L’analisi sulla situazione della formazione in Italia
Cresce sempre di più il dibattito sul merito, almeno tra i soggetti più coinvolti. Non ci sono solo addetti ai lavori come insegnanti e politici, né giornalisti e studiosi di tematiche educative. Sono interessati anche gli studenti e le loro famiglie. Come si valuta il merito? Davvero ci sono “immeritevoli”? E tutto si valuta attraverso una valutazione finale ottenuta dopo un esame o uno scrutinio?
Non si può trascurare che in Italia c’è un numero assai importante di persone che abbandonano gli studi prima di raggiungere il titolo di studi che avrebbe segnato il traguardo del percorso di istruzione o formativo intrapreso.
Un altro gruppo abbastanza frequentato è composto da quanti hanno deciso di uscire dal ciclo dell’istruzione rapidamente (circa il 12,7%).
Entrambi i gruppi sono più esposti alle vulnerabilità sociali e lavorative. Molto spesso finiscono a ingrossare le file dei neet (giovani che non studiano, non sono coinvolti in percorsi di inserimento e non lavorano, in Italia sono il 23,1%).
Viene da interrogarsi se il loro fallimento scolastico e il successivo limbo in cui cadono sia da attribuirsi esclusivamente al loro scarso impegno. Insomma il fallimento è tutta colpa loro?

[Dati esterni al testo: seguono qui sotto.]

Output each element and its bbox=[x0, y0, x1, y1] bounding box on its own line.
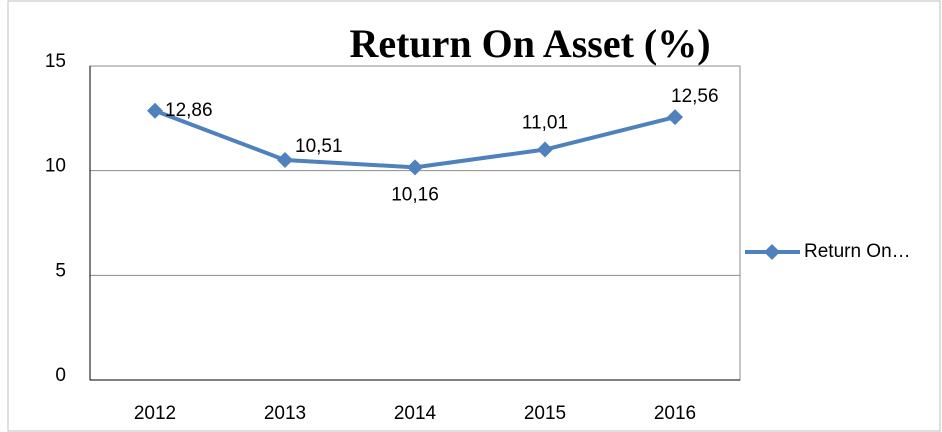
marker bbox=[537, 141, 553, 158]
legend-label: Return On… bbox=[804, 241, 911, 262]
marker bbox=[147, 102, 163, 119]
x-tick-label: 2012 bbox=[134, 403, 176, 424]
chart-border bbox=[7, 0, 941, 432]
chart-title: Return On Asset (%) bbox=[349, 21, 710, 66]
y-tick-label: 0 bbox=[55, 365, 66, 386]
marker bbox=[277, 151, 293, 168]
x-tick-label: 2016 bbox=[654, 403, 696, 424]
x-tick-label: 2013 bbox=[264, 403, 306, 424]
data-label: 10,51 bbox=[295, 136, 343, 157]
y-tick-label: 15 bbox=[45, 51, 66, 72]
data-label: 11,01 bbox=[522, 113, 568, 134]
x-tick-label: 2014 bbox=[394, 403, 437, 424]
marker bbox=[667, 109, 683, 126]
data-label: 10,16 bbox=[391, 184, 439, 205]
x-tick-label: 2015 bbox=[524, 403, 566, 424]
data-label: 12,86 bbox=[165, 100, 213, 121]
marker bbox=[407, 159, 423, 176]
data-label: 12,56 bbox=[671, 86, 719, 107]
y-tick-label: 5 bbox=[55, 260, 66, 281]
y-tick-label: 10 bbox=[45, 156, 66, 177]
legend-marker bbox=[764, 244, 780, 260]
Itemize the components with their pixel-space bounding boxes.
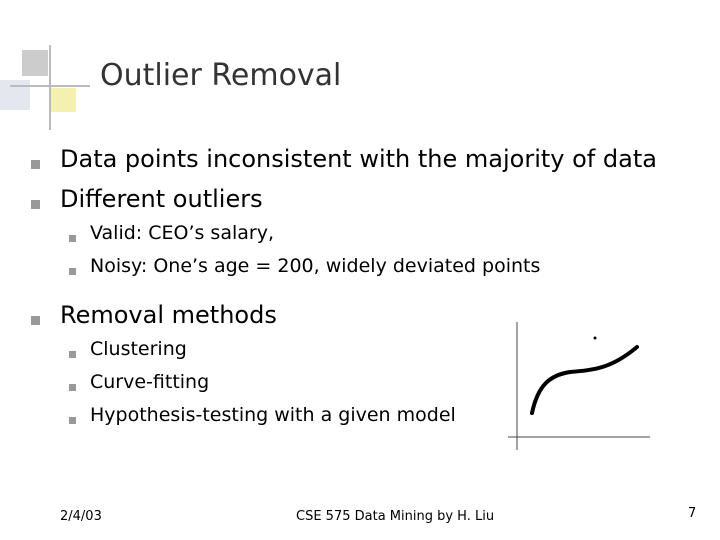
sub-bullet-text: Clustering [90,338,187,360]
bullet-marker [31,200,40,209]
sub-bullet-marker [69,235,76,242]
footer-date: 2/4/03 [60,509,102,524]
sub-bullet-text: Curve-fitting [90,371,210,393]
slide-title: Outlier Removal [100,58,342,93]
bullet-text: Data points inconsistent with the majori… [60,145,657,173]
sub-bullet-marker [69,351,76,358]
footer-center: CSE 575 Data Mining by H. Liu [296,509,495,524]
bullet-marker [31,316,40,325]
bullet-text: Different outliers [60,185,263,213]
page-number: 7 [688,506,697,521]
sub-bullet-text: Valid: CEO’s salary, [90,222,274,244]
sub-bullet-text: Noisy: One’s age = 200, widely deviated … [90,255,541,277]
sub-bullet-text: Hypothesis-testing with a given model [90,404,456,426]
sub-bullet-marker [69,384,76,391]
bullet-text: Removal methods [60,301,277,329]
sub-bullet-marker [69,417,76,424]
sub-bullet-marker [69,268,76,275]
bullet-marker [31,160,40,169]
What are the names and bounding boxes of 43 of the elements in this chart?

Forse è troppo facile indicare nello scarso impegno l’origine dell’insuccesso. Sono innumerevoli gli studi che mostrano come sia difficile ridurre le disuguaglianze durante i percorsi formativi. Nonostante gli sforzi i punti di partenza diseguale continuano e anzi si ampliano durante il tragitto che attraversa i diversi ciclo di istruzione. Origini sociali e contesto familiare rimangono determinanti per definire gli obiettivi dello studio, e sembrano avere una correlazione con le valutazioni conseguite. Da un lato, infatti, ancora oggi i ragazzi di famiglie con genitori di cultura medio o medio alta partono avvantaggiati rispetto agli altri, perché trovano un sostegno nello studio, trovano nella famiglia persone che sanno indirizzarli nello svolgere i compiti e nello scegliere i percorsi più idonei alle loro caratteristiche.
Dall’altro lato alcune ricerche mostrano che la cultura familiare influenza la prospettiva con cui si vede il successo scolastico: i genitori con istruzione bassa o medio bassa spesso hanno un approccio fatalistico: i buoni risultati derivano dalla fortuna oppure dalla predisposizione del ragazzo; invece per i genitori con istruzione elevata spesso l’approccio è individualista: i buoni voti sono legati all’impegno personale e alla cura dei talenti. Così figli che provengono da famiglie diverse, non solo godono di risorse differenti da mettere in campo nel loro percorso formativo, ma sono condizionati nelle scelte che durante quel percorso tendono ad adottare.